The constable listened, asking the same questions as last time, taking my date of birth and contact details again. He told me someone would phone me within forty-eight hours.
I hung up and pushed my wheelie chair back from my desk and leaned forward to put my head between my knees. It stung somehow, a feeling like a rejection mixed in with the shame and embarrassment, but I also felt bewildered. It was crushing to think of how long it had taken me to build up the courage to pick up the phone and make that first call, to tell my story to a stranger and ask for help. The single worst moment of my life, the darkest point in my past that I’d nearly died reckoning with, was officially insignificant enough to slip through the cracks. This beast that so often made it difficult for me to breathe had fallen behind someone’s desk unnoticed. I was shattered that something so important to me was of no importance to them—to the people who should care, who were paid to care.
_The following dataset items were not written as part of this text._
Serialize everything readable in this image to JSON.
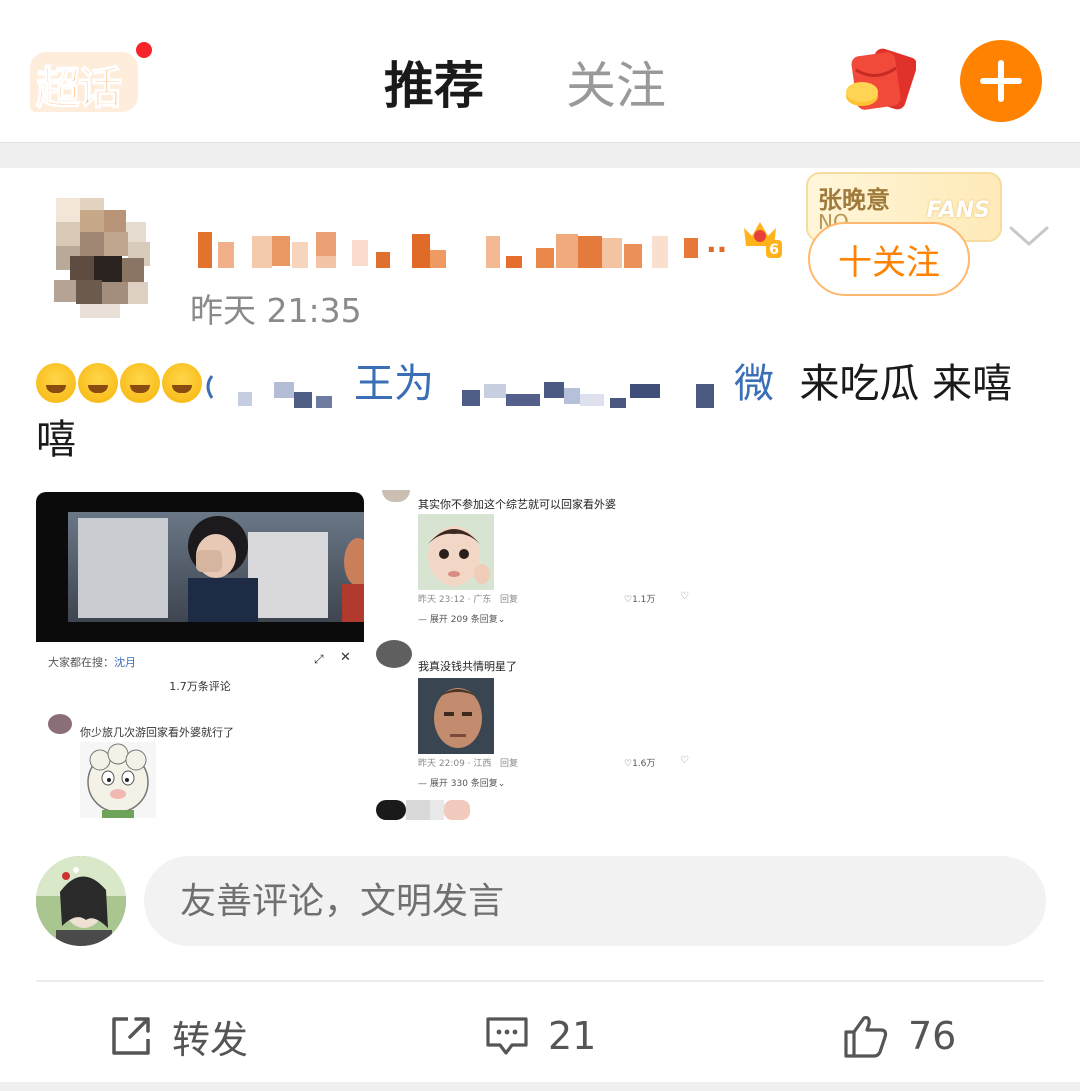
{
  "header": {
    "logo_text": "超话",
    "tabs": [
      {
        "label": "推荐",
        "active": true
      },
      {
        "label": "关注",
        "active": false
      }
    ],
    "accent_color": "#ff8200"
  },
  "post": {
    "username": "",
    "username_ellipsis": "..",
    "vip_level": "6",
    "time": "昨天 21:35",
    "fans_badge": {
      "name": "张晚意",
      "number": "NO.",
      "word": "FANS"
    },
    "follow_label": "十关注",
    "content": {
      "text_visible_1": "王为",
      "text_visible_2": "微",
      "text_visible_3": "来吃瓜 来嘻嘻"
    },
    "image_left": {
      "search_prefix": "大家都在搜：",
      "search_term": "沈月",
      "comment_count": "1.7万条评论",
      "comment_text": "你少旅几次游回家看外婆就行了"
    },
    "image_right": {
      "comments": [
        {
          "text": "其实你不参加这个综艺就可以回家看外婆",
          "meta": "昨天 23:12 · 广东",
          "reply": "回复",
          "likes": "1.1万",
          "expand": "展开 209 条回复"
        },
        {
          "text": "我真没钱共情明星了",
          "meta": "昨天 22:09 · 江西",
          "reply": "回复",
          "likes": "1.6万",
          "expand": "展开 330 条回复"
        }
      ]
    }
  },
  "comment_box": {
    "placeholder": "友善评论，文明发言"
  },
  "actions": {
    "repost_label": "转发",
    "comment_count": "21",
    "like_count": "76"
  }
}
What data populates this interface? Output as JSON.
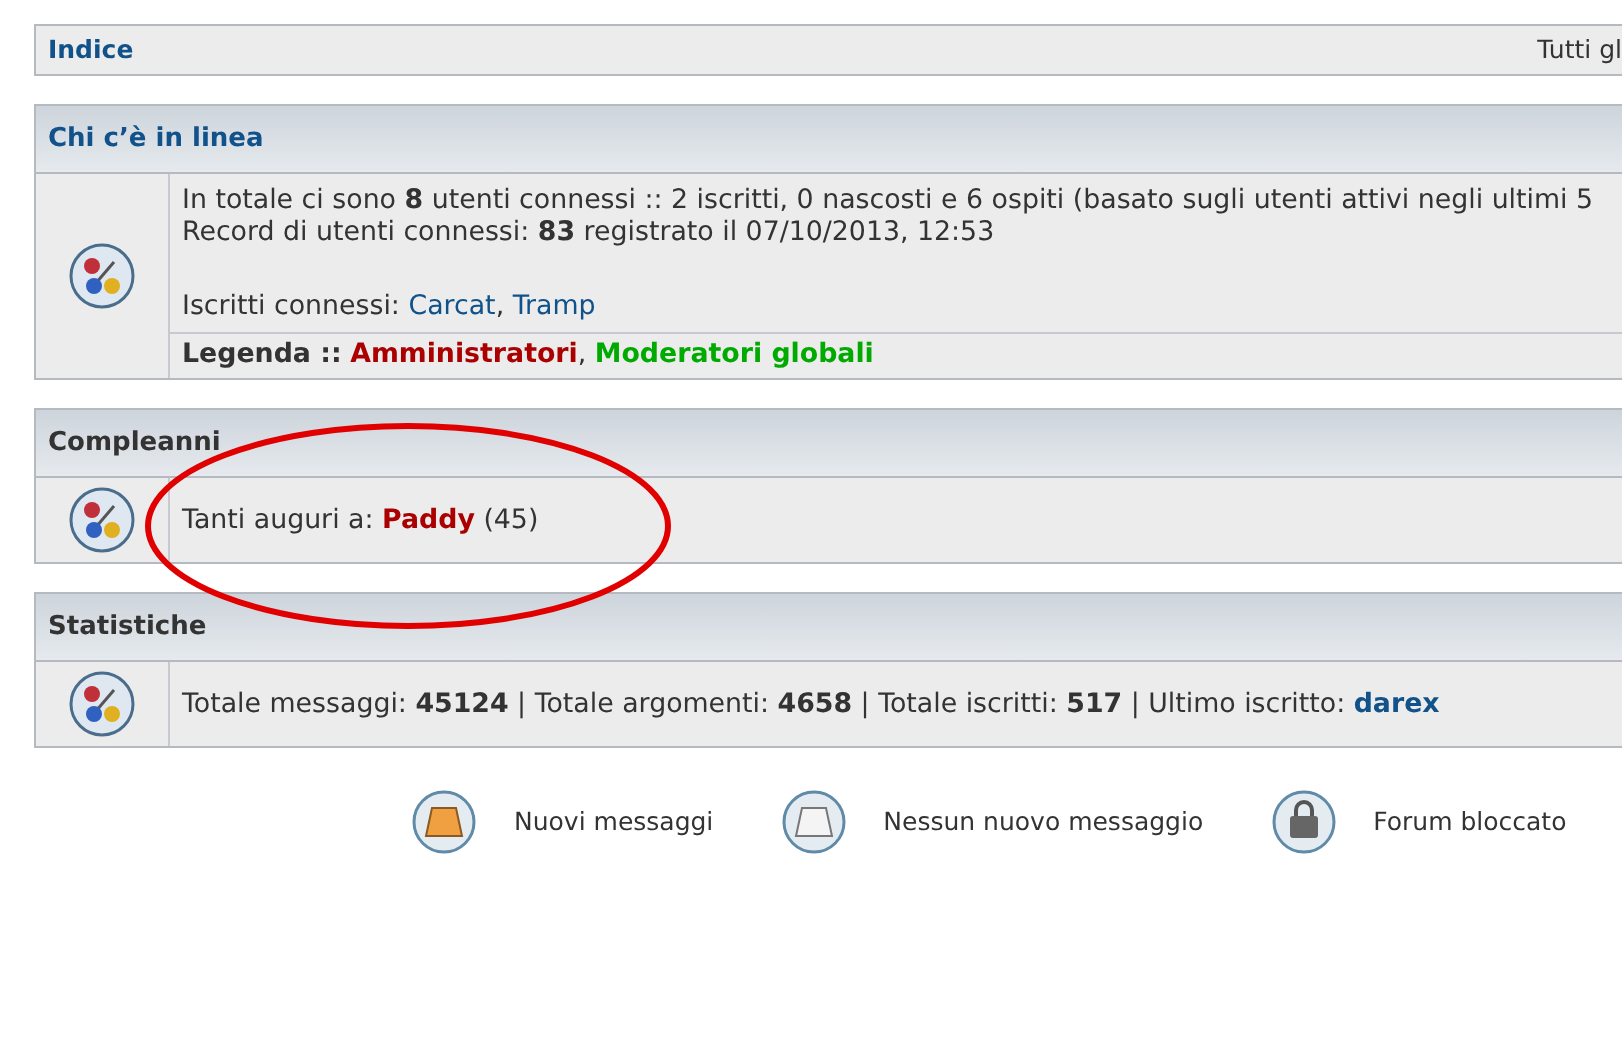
{
  "navbar": {
    "home_link": "Indice",
    "right_text": "Tutti gl"
  },
  "panels": [
    {
      "title": "Chi c’è in linea",
      "rows": [
        {
          "kind": "plain",
          "lines": [
            {
              "parts": [
                {
                  "kind": "text",
                  "text": "In totale ci sono **8** utenti connessi :: 2 iscritti, 0 nascosti e 6 ospiti (basato sugli utenti attivi negli ultimi 5"
                }
              ]
            },
            {
              "parts": [
                {
                  "kind": "text",
                  "text": "Record di utenti connessi: **83** registrato il 07/10/2013, 12:53"
                }
              ]
            }
          ]
        },
        {
          "kind": "plain",
          "lines": [
            {
              "parts": [
                {
                  "kind": "text",
                  "text": "Iscritti connessi:"
                },
                {
                  "kind": "link",
                  "text": "Carcat",
                  "color": "#105289"
                },
                {
                  "kind": "text",
                  "text": ","
                },
                {
                  "kind": "link",
                  "text": "Tramp",
                  "color": "#105289"
                }
              ]
            }
          ]
        },
        {
          "kind": "legend",
          "lines": [
            {
              "parts": [
                {
                  "kind": "text",
                  "text": "**Legenda ::**"
                },
                {
                  "kind": "link",
                  "text": "Amministratori",
                  "color": "#aa0000"
                },
                {
                  "kind": "text",
                  "text": ","
                },
                {
                  "kind": "link",
                  "text": "Moderatori globali",
                  "color": "#00aa00"
                }
              ]
            }
          ]
        }
      ]
    },
    {
      "title": "Compleanni",
      "rows": [
        {
          "kind": "plain",
          "lines": [
            {
              "parts": [
                {
                  "kind": "text",
                  "text": "Tanti auguri a:"
                },
                {
                  "kind": "link",
                  "text": "Paddy",
                  "color": "#aa0000"
                },
                {
                  "kind": "text",
                  "text": "(45)"
                }
              ]
            }
          ]
        }
      ]
    },
    {
      "title": "Statistiche",
      "rows": [
        {
          "kind": "plain",
          "lines": [
            {
              "parts": [
                {
                  "kind": "text",
                  "text": "Totale messaggi: **45124** | Totale argomenti: **4658** | Totale iscritti: **517** | Ultimo iscritto:"
                },
                {
                  "kind": "link",
                  "text": "darex",
                  "color": "#105289"
                }
              ]
            }
          ]
        }
      ]
    }
  ],
  "legend": [
    {
      "kind": "new",
      "label": "Nuovi messaggi"
    },
    {
      "kind": "none",
      "label": "Nessun nuovo messaggio"
    },
    {
      "kind": "locked",
      "label": "Forum bloccato"
    }
  ],
  "highlight_ellipse": {
    "color": "#e00000"
  }
}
Doubt tugged at my sleeve all day. What if my complaint was small and silly compared to all the more serious stuff the police had to deal with? After all, I should know better than most that I could very well be taking up too much police time with a one-off, historical matter. Was I wanting too much? Too greedy for attention and sympathy?
They’d asked if I was in ongoing danger and I’d said ‘no’, then they’d told me someone would call me as soon as they had time. How many women less selfish than me wouldn’t have followed up? Those women’s complaints wouldn’t even be in the system and so wouldn’t be statistics, couldn’t be listed as attrition if they didn’t proceed with the matter.